Over a hundred years ago, there was a giant named Paul Bunyan.  He lived in the middle of America, which is where I’m from.  He really was very big; by the age of one he could drink the milk of 20 cows every day.  He would destroy forests as he tossed and turned in his sleep.  He used wheels as buttons.  One time, he spilled his cup and the spilled water became the Mississippi River.  He had a cow who was also very large, named Babe.  When they went walking together, their footprints became many lakes; even now, my state is called “The Land of 10,000 Lakes.”  He grew up to become a woodcutter.  One time, when he was dragging his axe as he walked, he created the Grand Canyon.  When he died, the place where they buried him became a mountain. 

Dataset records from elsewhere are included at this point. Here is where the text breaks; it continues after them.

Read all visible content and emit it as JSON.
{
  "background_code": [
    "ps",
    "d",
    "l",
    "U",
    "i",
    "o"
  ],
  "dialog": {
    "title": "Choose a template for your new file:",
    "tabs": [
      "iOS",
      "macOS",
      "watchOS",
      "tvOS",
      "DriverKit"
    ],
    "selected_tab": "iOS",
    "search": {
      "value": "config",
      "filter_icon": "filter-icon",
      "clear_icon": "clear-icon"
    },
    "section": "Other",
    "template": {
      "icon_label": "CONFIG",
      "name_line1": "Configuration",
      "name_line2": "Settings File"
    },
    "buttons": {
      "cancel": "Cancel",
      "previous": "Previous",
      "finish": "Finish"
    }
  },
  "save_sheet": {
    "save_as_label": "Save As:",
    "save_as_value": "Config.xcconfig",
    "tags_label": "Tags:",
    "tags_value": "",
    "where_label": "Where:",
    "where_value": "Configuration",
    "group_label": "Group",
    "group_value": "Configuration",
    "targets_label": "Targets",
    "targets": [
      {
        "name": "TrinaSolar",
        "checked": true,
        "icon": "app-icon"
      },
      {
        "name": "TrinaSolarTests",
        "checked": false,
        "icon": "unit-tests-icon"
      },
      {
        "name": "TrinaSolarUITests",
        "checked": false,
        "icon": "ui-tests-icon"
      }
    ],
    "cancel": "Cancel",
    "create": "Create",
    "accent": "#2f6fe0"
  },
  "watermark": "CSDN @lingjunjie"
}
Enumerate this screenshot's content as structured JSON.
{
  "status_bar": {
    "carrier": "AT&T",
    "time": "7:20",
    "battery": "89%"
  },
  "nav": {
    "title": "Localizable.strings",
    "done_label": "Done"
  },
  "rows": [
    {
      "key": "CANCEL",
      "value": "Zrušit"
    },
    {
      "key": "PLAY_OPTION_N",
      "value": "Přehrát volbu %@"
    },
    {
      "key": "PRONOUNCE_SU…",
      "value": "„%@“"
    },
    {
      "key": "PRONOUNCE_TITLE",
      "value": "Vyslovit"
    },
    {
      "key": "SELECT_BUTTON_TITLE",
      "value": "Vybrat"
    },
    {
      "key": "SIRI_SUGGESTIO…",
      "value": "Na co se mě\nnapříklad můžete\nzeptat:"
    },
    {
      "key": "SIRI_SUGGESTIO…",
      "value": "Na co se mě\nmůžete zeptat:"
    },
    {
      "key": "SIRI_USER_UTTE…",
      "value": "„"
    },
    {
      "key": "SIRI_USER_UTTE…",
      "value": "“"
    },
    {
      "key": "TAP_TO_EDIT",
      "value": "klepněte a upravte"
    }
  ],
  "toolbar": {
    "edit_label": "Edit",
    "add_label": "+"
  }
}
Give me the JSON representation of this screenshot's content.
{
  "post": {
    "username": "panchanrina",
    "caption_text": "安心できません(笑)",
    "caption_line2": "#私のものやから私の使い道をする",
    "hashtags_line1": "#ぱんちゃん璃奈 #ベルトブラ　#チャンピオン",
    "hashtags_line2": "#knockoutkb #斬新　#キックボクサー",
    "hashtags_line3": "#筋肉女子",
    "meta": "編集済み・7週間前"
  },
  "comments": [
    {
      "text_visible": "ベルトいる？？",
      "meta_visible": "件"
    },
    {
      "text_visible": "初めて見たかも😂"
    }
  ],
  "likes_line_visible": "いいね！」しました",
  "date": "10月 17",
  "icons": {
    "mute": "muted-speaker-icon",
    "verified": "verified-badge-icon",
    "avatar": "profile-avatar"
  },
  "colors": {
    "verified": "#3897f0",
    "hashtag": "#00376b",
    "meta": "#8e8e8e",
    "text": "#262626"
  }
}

I also studied my flashcards, but I do that everyday.  Anki (the flashcard program I use) is really a lifesaver.  I’ve been using it since last June when I started actually studying Chinese, and in the time since then have become convinced of its effectiveness.  I find the discipline of daily reviews very useful, and should credit it for my ability to write most of the characters I know.  It’s not the best way to learn massive amounts of new things, but I think it’s the best way to maintain knowledge already acquired – so I’ve decided to try it on some other applications.  I’ve started another deck of flashcards with math equations, to which I plan to add useful constants, methods, definitions, etc., as I review my notes from previous engineering classes in preparation for senior year.  I also downloaded someone else’s deck of Spanish sentences, which I attempted today.  It was pretty demoralizing; I believe I got 1 out of 20 correct of the first try.  I can successfully say “I need a notebook to write my notes” in Spanish (Necesito un cuaderno para escribir mis notas), but apparently that’s about it.  The good news is, I probably could have said all 20 in Chinese . . .

I went dancing tonight, and was joined by Lester, XuLei, and LiXiang.  Lester isn’t supposed to dance for three weeks, but he’s not being a very good patient . . . In other news, I weigh nearly as much as XuLei.  At first I thought it was perhaps a matter of units, because the discussion took place using pounds, kilos, and jin (which is a half kilo, or 1.1 pounds), but after straightening the numbers out it was still true.  I weigh almost as many kilos as she does jin.  In my defense, she’s like impossibly skinny.

My friend Kristina is currently writing her thesis on body image in China and the West.  We’ve had some interesting discussions on pants shopping and other challenges we giant foreigners face here, and the body image issues that may or may not come up.  While I don’t think there’s too much danger of developing an eating disorder or something from living here, I do think I wouldn’t recommend anyone with a history of such problems to come live in China.

See, this is just what I mean – I just wrote whatever came into my head about today and, at the end, realized that there was a theme to it – Paul Bunyan, me, and other giants.